Should Billionaires Help to House the Homeless?
by John Lawrence
Wouldn't it be nice if capitalism were modified so that those who are super successful would have their earnings capped at, say, $100 million, and whatever exceeded that went to build affordable housing for the homeless? Is any invention worth a billion dollars? Can anyone spend more than a hundred million? The capitalist system is set up in such a way that successful entrepreneurs attract huge amounts of capital from investors. Are they rich because people buy their products? No, they are rich because rich people buy their stock.
A person's riches should be capped and the excess should be spent on society in general. Society is getting the short end of the stick while rich entrepreneurs get more money than they could possibly spend. A wealth tax would accomplish the same goal. The system as it exists today sucks because it is set up in such a way that the rich get richer, and the poor lose their jobs and their housing. Most of the successful companies today use the internet and automation to eliminate jobs.
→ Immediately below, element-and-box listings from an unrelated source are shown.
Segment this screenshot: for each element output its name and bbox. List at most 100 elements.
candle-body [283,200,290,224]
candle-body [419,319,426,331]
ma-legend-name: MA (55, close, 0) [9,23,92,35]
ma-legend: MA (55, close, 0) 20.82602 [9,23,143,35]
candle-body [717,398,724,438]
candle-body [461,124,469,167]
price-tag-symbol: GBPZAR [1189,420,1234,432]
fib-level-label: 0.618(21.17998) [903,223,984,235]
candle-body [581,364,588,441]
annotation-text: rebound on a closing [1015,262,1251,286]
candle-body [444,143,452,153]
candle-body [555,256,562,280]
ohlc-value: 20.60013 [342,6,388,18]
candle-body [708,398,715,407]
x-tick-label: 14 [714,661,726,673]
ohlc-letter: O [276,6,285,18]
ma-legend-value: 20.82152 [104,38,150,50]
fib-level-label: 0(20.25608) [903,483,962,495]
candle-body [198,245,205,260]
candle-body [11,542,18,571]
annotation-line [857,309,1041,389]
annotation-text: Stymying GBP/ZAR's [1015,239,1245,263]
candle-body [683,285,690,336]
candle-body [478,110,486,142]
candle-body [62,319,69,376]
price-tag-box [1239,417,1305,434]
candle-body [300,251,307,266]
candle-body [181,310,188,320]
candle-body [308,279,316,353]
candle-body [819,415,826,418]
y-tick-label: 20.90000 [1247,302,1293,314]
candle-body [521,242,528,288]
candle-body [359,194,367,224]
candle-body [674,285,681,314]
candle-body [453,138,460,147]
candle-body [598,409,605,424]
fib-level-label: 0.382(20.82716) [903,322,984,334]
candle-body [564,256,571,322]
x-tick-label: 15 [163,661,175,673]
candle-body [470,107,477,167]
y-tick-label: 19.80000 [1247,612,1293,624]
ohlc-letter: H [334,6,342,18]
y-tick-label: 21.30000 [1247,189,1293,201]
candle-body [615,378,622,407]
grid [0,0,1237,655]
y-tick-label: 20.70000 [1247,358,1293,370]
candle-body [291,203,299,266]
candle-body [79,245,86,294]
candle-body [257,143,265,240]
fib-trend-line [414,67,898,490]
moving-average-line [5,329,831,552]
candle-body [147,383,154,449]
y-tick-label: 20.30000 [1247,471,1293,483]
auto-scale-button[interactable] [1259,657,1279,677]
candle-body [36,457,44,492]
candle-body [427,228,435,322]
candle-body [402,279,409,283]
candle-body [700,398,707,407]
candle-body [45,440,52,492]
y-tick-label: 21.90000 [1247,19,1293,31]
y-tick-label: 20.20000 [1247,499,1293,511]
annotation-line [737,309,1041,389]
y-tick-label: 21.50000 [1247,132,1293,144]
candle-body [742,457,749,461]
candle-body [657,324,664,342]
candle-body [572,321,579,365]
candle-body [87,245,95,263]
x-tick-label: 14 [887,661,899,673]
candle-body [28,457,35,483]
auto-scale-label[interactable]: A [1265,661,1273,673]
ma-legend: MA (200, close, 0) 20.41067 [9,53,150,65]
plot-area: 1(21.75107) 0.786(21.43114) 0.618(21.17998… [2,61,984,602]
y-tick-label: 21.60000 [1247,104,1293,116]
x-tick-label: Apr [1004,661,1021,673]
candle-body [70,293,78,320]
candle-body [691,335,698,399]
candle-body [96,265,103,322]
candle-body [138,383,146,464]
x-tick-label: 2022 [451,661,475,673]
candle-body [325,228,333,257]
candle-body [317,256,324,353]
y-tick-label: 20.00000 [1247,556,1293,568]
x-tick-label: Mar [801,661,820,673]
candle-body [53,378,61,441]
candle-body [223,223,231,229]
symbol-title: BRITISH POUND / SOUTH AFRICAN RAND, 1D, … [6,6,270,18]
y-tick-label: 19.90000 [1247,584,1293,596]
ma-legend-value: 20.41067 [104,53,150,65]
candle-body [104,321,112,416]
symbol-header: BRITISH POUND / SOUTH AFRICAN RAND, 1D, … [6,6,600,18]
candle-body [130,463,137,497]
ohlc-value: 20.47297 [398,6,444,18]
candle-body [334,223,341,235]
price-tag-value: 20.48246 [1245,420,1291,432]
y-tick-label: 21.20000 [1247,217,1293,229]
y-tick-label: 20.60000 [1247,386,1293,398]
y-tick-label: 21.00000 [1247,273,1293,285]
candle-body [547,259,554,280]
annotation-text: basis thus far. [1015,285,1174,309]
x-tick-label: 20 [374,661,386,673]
The more jobs they eliminate, the more Wall Street likes them and bids up their stock.
Then besides this, Trump and the Republicans give them huge tax breaks. The tax burden is borne by the middle class and the poor while the rich corporations buy back their own stock making them even richer.
Bloomberg reports:
Why are people like Bill Gates, Jeff Bezos and Mark Zuckerberg so incredibly rich? Sure, they’re great businesspeople, and they had the right ideas at the right time. But most importantly, when their businesses succeeded, they owned a large portion of the equity.
Equity, or stock, is the riskiest type of asset ownership. It’s the most volatile, and it’s the first to get wiped out when a company goes bankrupt. But it also has unlimited upside -- the gains can, in theory, be infinite. It’s the entire upper tail. So of course the largest fortunes that we see -- the richest individuals -- were made through equity ownership.
But the big payouts to other stockholders are also responsible for much of the vast increase in wealth inequality. In 1980, the richest 5 percent of Americans owned half of the country’s wealth. In 2012, it was almost two-thirds.
Stock represents nothing more than rich people, who have access to cheap interest free money spewed out by the Federal Reserve, spending that money to buy stock which bids up the price. Then they cash in and pay off the loan. Riches are generated not by a company selling goods and services to the general population, but by financial manipulation of stock values. Any sane society would limit these types of activities since they do not further the interests of society in general. The net result is money creation that goes immediately into the hands of the rich making them even richer and in a position to control the political system, setting up the laws so that they favor the rich even more.